На двадцать втором году жизни, милая Наташа, я окончательно утвердилась в мысли, что в лучшем случае обрету дарованное Гименеем счастие с мужчиною значительно старше меня, с вдовцом или же с потерявшим здоровье на военной службе… Я даже пыталась найти преимущества в грядущем повороте дел, и даже находила их, ибо мы всегда стараемся отыскать светлые стороны в обстоятельствах, повлиять на кои не в силах.
И вдруг все изменилось волшебным образом.
Не мною отмечено, что тысяча душ приданого (а именно столько назвал папенька в случайно услышанном разговоре) делает дурнушек привлекательными, а привлекательных – ослепительными красавицами… Я сознаю, Наташенька, сколь незавидна бывает судьба девиц, привлекших лишь деньгами охотников за приданым, и все же льщу себя надеждой, что со мной такого не случится, что богатство, пусть и став первым поводом для знакомства, все же позволит проявить мне то, чем я досель бесплодно надеялась когда-нибудь пленить предназначенную мне половину. По меньшей мере у меня появится возможность, отнятая капризом природы и жизненных…»
На этой строке письмо обрывалось – карета покинула Ям-Ижору, тряская дорога заставила закрыть чернильницу и убрать складной пюпитр.
Сейчас в неспешном продвижении вновь случилась длительная заминка, но Машенька Боровина, давно прискучив мелкими дорожными неприятностями, не доискивалась ее причины. Воспользовавшись случаем, она достала письмо, в надежде успеть ежели не перебелить, то хотя бы закончить черновик, – в суете, неизбежно воцарящейся по приезду, будет не до того.
Перечитала написанное – и письмо показалось сухим, никак не передающим всех ожиданий, и волнений, и легких тревог, и безудержных надежд, что наполняли ее душу в последние недели… Наверное, даже не в отсутствии у нее эпистолярного таланта заключается главная трудность. Просто нет на свете слов, что смогли бы донести ее состояние до Наташи. Та не поймет, или же поймет лишь умозрительно, не в силах прочувствовать, – подруга с младых лет не могла пожаловаться на огрехи внешности, а позже – на внимание кавалеров. Нет, не поймет…
Однако письмо все же надлежит закончить и отослать, – обещала написать с дороги. Надо только, переписывая набело, переиначить тот абзац, где ее занесло не туда и речь зашла о французских романах, и о чувствах, мыслях и снах, ими вызванных.
Но планам Машеньки не суждено было сбыться, – в карету вернулся папенька, после Ям-Ижоры ехавший на передовом возке их небольшого каравана. Оказался он весьма не в духе, задержка получалась нешутейная: дорогу перекрыли войска, никого не пуская.
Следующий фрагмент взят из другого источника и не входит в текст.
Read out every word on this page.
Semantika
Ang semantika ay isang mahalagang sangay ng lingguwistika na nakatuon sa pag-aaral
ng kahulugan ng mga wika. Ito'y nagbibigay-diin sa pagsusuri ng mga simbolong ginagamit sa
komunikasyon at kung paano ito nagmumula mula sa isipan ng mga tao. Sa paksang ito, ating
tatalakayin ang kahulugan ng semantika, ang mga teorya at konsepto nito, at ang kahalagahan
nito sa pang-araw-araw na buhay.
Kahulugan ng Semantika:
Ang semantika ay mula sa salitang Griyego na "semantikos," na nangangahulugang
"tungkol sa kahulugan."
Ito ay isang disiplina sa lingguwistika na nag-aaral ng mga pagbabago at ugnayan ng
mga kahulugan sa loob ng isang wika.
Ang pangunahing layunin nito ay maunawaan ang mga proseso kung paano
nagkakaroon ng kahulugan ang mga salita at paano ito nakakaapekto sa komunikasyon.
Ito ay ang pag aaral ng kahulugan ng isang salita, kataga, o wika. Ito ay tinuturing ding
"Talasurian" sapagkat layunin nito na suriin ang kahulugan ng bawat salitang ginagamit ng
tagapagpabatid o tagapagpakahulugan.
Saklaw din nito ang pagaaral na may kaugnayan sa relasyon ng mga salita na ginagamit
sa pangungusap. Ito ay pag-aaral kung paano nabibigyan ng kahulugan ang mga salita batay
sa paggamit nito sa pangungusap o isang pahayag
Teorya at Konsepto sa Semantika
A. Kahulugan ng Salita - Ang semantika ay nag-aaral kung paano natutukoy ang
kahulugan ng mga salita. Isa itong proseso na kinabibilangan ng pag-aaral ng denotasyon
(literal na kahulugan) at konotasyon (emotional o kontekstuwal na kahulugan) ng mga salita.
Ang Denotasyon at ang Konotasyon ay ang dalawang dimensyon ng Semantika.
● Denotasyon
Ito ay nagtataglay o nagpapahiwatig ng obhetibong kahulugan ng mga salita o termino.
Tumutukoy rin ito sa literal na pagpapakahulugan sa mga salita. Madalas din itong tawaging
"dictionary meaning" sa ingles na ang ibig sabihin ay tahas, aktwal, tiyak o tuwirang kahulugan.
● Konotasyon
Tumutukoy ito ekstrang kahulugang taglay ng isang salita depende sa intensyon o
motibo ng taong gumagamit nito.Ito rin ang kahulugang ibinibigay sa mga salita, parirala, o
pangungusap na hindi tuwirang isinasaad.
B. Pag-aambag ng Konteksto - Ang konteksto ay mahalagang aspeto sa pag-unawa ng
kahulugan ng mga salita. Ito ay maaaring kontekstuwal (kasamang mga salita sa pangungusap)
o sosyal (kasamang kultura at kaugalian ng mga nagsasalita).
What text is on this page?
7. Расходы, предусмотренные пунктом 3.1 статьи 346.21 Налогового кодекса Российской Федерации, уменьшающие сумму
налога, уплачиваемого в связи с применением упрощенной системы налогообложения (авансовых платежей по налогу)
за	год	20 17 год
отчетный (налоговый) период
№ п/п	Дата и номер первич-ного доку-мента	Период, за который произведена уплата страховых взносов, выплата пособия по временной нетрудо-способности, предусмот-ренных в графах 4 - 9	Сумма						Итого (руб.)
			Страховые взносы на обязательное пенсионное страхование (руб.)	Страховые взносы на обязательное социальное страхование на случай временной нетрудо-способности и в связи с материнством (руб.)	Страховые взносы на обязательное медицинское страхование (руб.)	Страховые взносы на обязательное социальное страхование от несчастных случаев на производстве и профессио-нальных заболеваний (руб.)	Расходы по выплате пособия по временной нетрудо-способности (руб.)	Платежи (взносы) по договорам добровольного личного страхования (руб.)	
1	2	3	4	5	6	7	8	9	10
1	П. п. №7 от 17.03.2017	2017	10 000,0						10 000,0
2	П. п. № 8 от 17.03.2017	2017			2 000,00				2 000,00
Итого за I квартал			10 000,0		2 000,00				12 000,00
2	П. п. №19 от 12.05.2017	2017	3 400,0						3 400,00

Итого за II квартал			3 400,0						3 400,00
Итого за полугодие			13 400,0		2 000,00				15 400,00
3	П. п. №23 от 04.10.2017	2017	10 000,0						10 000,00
Причем к кавалерии, появившейся первой, сейчас подошла в подмогу пехота, осталось подкатить пушки и обоз, да возвести ретрашимент позади шлагбаума, – и можно достойно встретить турок, не иначе как высадившихся десантом. Прямо на берег Царскосельского пруда, очевидно, высадившихся…
Речь папеньки была наполнена сарказмом, но на лице читалась тревога, и немалая. Машенька считала, что знает, в чем причина. По молодости папенька служил в пехотном полку, причем расквартированном здесь, в окрестностях столицы, – что для армейского, а не гвардейского офицера стало большим везением.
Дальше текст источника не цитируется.